Allez, le petit croque note du samedi: la Poularde à Montrond les Bains

Poularde Samedi dans le Figaro, cette chronique a été publiée,  la voici dans son état brut…

Cette douce France qui fout le camp

Il vous est arrivé de voyager à travers la France et parfois le soir de vous arrêter dans ce qui était autrefois les relais de poste. Un peu partout, il y en a. Toujours situé au centre de la ville, en plein passage,  c’est un peu l’histoire de notre pays, un formidable patrimoine qui part gentiment en quenouilles.

Pourtant, ce sont des endroits épatants.  Des voyageurs de tout temps y sont passés : en calèche à pied, en automobile, en autocar : de vastes garages en témoignent, il faisait bon de s’y arrêter, être hôtelier alors ou aubergiste était plus qu’un métier, c’était un sens, une vocation, un aiguilleur de la terre.

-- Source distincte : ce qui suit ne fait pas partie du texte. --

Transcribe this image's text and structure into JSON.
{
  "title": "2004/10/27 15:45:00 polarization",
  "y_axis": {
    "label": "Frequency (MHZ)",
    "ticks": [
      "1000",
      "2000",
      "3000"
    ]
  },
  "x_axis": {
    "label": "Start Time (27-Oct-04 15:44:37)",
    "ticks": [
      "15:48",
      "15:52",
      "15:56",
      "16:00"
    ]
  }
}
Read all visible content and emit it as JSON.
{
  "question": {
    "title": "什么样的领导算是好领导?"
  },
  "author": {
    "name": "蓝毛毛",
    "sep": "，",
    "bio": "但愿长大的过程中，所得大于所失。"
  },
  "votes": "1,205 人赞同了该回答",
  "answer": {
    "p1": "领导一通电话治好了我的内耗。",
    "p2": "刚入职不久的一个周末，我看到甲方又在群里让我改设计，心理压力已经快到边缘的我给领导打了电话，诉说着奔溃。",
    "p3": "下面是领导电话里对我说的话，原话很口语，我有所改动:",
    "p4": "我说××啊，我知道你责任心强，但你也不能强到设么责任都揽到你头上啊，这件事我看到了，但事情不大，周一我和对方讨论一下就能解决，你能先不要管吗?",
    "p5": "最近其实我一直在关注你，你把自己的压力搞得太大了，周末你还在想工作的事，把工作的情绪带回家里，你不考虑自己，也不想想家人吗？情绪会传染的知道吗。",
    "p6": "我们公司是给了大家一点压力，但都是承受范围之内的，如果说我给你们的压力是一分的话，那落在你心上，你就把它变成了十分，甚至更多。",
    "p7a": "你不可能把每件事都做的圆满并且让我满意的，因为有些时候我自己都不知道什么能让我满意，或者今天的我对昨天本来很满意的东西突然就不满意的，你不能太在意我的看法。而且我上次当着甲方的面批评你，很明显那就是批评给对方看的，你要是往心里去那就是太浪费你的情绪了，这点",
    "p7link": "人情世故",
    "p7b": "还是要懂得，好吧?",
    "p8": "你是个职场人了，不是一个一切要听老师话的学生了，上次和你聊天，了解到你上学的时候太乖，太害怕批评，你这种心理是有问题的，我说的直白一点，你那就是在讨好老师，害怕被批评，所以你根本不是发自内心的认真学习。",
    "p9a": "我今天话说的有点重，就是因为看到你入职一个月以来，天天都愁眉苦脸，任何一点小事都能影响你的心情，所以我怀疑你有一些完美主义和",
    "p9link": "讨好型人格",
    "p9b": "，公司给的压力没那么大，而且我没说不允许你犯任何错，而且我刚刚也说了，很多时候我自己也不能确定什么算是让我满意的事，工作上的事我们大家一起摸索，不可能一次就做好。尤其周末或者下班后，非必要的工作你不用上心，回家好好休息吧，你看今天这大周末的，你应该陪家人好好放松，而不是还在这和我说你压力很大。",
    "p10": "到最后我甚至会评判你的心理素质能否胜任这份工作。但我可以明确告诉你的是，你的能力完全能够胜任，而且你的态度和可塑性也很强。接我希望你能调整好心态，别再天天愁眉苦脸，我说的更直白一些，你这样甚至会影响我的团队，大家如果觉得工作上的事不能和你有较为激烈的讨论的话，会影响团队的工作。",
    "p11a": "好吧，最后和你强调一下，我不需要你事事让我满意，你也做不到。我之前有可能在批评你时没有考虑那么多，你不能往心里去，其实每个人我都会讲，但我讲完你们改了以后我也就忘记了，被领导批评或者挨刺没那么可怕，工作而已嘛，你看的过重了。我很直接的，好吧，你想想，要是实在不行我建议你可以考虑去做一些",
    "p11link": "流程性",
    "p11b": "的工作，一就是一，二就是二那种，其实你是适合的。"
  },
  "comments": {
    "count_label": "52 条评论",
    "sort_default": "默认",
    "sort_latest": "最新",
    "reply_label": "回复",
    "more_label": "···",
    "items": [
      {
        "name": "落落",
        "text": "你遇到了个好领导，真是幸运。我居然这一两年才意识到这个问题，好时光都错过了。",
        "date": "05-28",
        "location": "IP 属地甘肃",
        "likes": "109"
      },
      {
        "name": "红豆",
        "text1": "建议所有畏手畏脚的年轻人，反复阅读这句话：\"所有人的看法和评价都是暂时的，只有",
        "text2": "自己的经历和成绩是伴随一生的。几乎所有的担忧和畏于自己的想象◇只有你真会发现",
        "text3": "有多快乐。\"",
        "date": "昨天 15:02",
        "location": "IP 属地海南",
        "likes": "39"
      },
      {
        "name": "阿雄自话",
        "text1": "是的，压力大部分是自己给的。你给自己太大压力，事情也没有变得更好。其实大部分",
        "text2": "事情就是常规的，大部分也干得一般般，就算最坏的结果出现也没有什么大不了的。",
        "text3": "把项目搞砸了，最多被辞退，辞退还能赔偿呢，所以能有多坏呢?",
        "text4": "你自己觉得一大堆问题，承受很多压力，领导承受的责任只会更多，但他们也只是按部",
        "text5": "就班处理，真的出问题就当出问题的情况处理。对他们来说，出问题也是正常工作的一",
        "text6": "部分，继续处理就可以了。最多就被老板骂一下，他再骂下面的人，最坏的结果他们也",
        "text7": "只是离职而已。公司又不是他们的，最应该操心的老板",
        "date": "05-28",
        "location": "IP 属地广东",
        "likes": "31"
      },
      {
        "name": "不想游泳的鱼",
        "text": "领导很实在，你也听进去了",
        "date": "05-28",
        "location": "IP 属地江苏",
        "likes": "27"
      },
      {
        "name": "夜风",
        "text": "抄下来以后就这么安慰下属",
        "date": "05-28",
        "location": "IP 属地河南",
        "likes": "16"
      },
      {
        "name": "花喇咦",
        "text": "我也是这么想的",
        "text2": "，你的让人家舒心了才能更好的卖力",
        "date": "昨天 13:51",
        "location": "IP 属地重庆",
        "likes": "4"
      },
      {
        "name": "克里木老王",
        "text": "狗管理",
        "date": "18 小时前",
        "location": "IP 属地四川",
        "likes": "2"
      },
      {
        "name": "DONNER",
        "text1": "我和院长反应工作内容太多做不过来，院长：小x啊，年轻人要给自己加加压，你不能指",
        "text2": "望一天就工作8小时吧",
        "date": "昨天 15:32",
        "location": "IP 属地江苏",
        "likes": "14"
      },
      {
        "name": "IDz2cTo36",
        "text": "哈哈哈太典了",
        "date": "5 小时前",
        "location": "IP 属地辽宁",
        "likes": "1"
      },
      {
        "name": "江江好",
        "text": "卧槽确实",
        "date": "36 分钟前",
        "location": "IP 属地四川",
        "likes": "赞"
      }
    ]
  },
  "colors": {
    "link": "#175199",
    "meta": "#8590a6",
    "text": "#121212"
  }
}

Aujourd’hui, ces hôtels rament, n’ont ni le parc, ni l’héliport, ni le spa parfumé au ginseng. Mais ils sont là. Avec une clientèle qui elle aussi a du vague à l’âme : couples ennéigés, adultères laborieusement planquées et puis les représentants de commerce. Ils sont tout seul, avec leur carafon de vin rouge, une revue sur la table, leur auto au garage, leur valise dans leur chambrette.

Ce soir, nous sommes à Monrond les Bains, près de Saint Etienne. L’adresse est illustre : la Poularde. Le chef est une pointure : Gilles Eteocle. Et pourtant en ce début de service la vaste salle est tout juste au quart rempli. Décorum harcelé jusqu’au seau à glace porté par des dauphins argentés, vaisselle d’apparat, pains maison exquis, énoncé des plats articulés les mains noués dans le dos.

Ce soir, je me suis faufilé dans le forfait étape à 99 euros histoire de voir ce que l’on peut décrocher. Ce n’est pas compliqué : un bon accueil au téléphone,  le garage couvert, une belle chambre au calme avec vaste salle de bains, un petit déjeuner copieux et de qualité et le dîner. Dans ce genre de configuration, souvent les restaurateurs trainent les pieds, maugréent lorsque vous demandez ce passe-droit et balancent un aileron de poulet et une crème caramel. Là, à la Poularde, ce fut comme un privilège. Beaucoup de prévenance, un diner remarquable ; terrine de pigeonneau au foie gras, bœuf, fromages et un dessert certes compliqué (café, ananas,,,,) mais drôlement travaillé.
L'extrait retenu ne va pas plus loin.